Finding Your Voice – A Writing Workshop

Workshop Friday 12 October 2018, 10:00 AM - 5:00 PM

“Most of us find our own voices only after we’ve sounded like a lot of other people.”  Neil Gaiman

 

Many aspiring writers experience the frustration of not being able to bring a good idea to successful completion. Often, the problem is not the idea itself but the writer’s lack of confidence in their ability to find the right “voice”. Would that noirish thriller actually work better as a witty romcom? Might a writer’s memoir work better if they removed those lyrical passages in favour of a spare, simple style that comes more naturally?

 

“Don’t go into great detail describing places and things, unless you’re Margaret Atwood and can paint scenes with language. You don’t want descriptions that bring the flow of the story to a standstill.”  Elmore Leonard

 

This practical one-day workshop, led by Emmy-nominated screenwriter and journalist Hugh Costello, is aimed at writers who have a project they are passionate about but who feel stuck, stymied or becalmed – and are determined to do something about it. The workshop sets out to unlock each writers’ natural writing style, and helps them to choose a genre and tone that works with their voice.

 

In the course of the day, participants will experiment with a variety of styles. They will be given a series of fun and motivational exercises to identify their strengths and weaknesses as writers, then encouraged to apply what they have learned to an idea of their own.
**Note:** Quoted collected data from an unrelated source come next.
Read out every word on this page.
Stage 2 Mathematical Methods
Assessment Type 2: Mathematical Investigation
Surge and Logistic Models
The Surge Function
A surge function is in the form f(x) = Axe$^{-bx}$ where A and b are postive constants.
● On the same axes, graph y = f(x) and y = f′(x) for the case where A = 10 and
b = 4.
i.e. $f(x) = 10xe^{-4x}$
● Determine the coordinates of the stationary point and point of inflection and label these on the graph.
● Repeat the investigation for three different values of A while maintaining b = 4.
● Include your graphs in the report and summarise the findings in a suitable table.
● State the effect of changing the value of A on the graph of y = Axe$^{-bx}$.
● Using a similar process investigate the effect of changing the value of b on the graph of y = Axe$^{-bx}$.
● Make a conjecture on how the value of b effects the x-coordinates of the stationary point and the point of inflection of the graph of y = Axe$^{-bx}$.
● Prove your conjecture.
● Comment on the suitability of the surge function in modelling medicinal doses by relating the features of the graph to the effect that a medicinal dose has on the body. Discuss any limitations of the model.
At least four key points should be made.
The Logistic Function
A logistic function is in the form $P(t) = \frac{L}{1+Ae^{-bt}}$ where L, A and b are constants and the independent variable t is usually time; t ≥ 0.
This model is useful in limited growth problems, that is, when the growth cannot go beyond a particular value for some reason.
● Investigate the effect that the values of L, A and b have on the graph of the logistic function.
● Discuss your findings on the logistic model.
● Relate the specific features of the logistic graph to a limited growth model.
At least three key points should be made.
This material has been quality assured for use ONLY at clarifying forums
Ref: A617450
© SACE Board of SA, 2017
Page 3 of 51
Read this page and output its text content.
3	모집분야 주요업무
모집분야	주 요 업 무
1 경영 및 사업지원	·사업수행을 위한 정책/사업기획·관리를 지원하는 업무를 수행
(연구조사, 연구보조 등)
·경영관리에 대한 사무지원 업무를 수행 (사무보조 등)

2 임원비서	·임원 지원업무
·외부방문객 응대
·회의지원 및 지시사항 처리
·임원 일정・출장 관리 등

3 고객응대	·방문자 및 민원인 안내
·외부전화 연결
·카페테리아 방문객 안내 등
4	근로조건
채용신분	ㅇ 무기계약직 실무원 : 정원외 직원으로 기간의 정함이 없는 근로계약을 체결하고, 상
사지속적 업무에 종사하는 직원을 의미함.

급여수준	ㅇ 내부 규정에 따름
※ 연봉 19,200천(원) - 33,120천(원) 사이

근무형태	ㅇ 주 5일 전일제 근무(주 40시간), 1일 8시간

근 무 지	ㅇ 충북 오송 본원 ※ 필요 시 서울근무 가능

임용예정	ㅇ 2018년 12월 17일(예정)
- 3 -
The group will work together to brainstorm the options and act as advisors on each other’s projects. Hugh will provide expert tips on how to improve and sharpen a text, such as following the golden rule that ‘less is more’, putting extra effort into planning the structure of your work, and writing dialogue that feels real and messy rather than neat and grammatical.

 

The workshop will also provide inspiring, enlightening and sometimes surprising examples of how successful writers grappled with the problem of voice and reinvented themselves. The aim is to send each writer home with a new clarity and sense of purpose that will kickstart their work in progress.

 

“I find that I trust my own writing most, and others seem to trust it most, too, when I sound most like a person from Indianapolis, which is what I am.”  Kurt Vonnegut

 

About the trainer:

Hugh Costello’s work spans several genres. He’s an Emmy nominated writer for film and TV, an acclaimed audio dramatist, a journalist for print and broadcast, a biographer and a short story writer. He has run many workshops, at the Frontline Club and elsewhere, aimed at giving participants the tools with which to write to a professional standard.